Offord Rollins’ appellate attorney, Jim Fahey, a veteran of Kern County appeals though he lives hundreds of miles north in the small town of Arcata, filed a brief detailing a virtual laundry list of prosecutorial misconduct, jury misconduct and judicial error, much of which was adopted as true by the Court of Appeal. The brief accused the prosecutor, Deputy DA Lisa Green, of misconduct for her use of racist stereotypes, improper inquiry into the sex lives of Rollins and other defense witnesses in an effort to attack their characters, inflammatory comments and arguments unsubstantiated by evidence, and inadmissible and irrelevant—but highly prejudicial—information before the jury (such as hearsay testimony from Maria’s sister that “someone” said Offord might have had a gun in his car at one time, or the suggestion, without evidence, that Offord demeaned Maria by letting others watch him use her sexually). Fahey also criticized the judge on the case, Len McGillivray, for condoning and even joining in the prosecutor’s excesses by asking embarrassing sexual questions of his own that were irrelevant to the case. In addition, Fahey’s brief cited numerous occasions on which Rollins’ trial attorney failed to object to possible instances of prosecutorial misconduct and evidentiary errors, even blatant and egregious ones.
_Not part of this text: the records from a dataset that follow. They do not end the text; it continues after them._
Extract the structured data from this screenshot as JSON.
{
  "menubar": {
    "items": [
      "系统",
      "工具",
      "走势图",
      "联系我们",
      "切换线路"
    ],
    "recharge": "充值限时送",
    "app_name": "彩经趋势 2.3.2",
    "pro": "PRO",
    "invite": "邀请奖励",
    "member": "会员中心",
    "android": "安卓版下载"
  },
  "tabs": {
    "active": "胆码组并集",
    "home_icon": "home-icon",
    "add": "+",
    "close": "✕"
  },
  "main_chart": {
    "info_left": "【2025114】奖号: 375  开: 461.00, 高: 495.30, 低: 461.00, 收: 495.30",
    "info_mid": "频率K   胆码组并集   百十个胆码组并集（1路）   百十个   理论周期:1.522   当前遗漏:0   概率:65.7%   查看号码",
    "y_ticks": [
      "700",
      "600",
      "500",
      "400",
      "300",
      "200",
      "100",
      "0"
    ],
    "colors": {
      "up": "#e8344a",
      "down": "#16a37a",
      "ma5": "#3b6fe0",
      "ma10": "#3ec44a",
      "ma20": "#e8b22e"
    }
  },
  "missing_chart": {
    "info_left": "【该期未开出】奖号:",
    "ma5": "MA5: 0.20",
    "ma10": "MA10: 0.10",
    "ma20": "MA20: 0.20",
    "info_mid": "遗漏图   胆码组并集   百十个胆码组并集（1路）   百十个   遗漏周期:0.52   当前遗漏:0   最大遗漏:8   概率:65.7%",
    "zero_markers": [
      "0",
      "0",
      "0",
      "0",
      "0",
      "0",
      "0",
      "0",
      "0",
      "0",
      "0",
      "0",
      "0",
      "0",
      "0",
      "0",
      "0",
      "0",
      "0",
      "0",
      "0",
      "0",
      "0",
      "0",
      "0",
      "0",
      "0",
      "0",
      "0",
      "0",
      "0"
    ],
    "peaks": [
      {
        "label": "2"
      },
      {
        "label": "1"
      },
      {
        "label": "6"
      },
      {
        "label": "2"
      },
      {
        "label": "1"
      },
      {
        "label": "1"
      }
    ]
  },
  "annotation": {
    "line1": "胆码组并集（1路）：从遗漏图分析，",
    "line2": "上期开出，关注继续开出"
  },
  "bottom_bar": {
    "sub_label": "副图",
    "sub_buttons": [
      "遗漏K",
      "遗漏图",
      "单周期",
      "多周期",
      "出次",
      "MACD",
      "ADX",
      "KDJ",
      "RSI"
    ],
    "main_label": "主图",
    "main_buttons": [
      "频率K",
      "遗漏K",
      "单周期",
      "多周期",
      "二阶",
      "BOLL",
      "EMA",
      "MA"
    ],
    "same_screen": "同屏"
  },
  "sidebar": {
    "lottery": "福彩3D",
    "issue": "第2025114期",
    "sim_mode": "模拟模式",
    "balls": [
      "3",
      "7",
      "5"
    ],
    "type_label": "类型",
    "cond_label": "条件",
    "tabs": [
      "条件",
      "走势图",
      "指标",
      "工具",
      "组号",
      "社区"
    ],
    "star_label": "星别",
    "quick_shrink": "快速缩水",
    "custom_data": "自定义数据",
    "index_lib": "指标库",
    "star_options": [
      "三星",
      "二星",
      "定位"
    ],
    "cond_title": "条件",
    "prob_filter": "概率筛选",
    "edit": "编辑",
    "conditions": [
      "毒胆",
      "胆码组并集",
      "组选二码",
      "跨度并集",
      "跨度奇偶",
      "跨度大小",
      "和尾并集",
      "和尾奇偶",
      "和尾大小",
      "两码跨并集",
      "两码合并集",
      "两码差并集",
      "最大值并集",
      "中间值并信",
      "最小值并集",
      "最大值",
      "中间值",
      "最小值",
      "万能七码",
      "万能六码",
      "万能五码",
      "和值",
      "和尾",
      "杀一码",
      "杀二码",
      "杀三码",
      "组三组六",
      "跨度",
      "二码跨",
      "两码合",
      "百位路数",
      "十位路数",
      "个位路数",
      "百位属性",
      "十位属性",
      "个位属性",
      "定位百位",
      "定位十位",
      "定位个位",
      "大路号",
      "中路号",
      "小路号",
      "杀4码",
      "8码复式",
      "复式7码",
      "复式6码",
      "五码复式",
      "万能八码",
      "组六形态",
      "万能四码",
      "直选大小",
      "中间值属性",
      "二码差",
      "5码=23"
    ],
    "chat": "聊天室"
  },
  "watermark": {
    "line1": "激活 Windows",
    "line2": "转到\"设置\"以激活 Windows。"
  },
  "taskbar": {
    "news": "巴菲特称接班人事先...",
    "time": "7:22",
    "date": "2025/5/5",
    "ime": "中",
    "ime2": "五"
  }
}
Finally, Fahey alleged numerous examples of jury misconduct; some of the jurors who found Offord guilty after two days of deliberations were said to have discussed the case outside of court, asked the opinions of others about the case, read news coverage, made up their minds in advance that Offord was guilty, and considered information that was not presented as evidence in the case—all in violation of their oaths as jurors. While agreeing with most of Fahey’s points, the appeals court rejected his argument about racist stereotypes, and suggested some improper conduct by the prosecutor may have been the trial judge’s fault for permitting the introduction of irrelevant and inflammatory evidence and argument.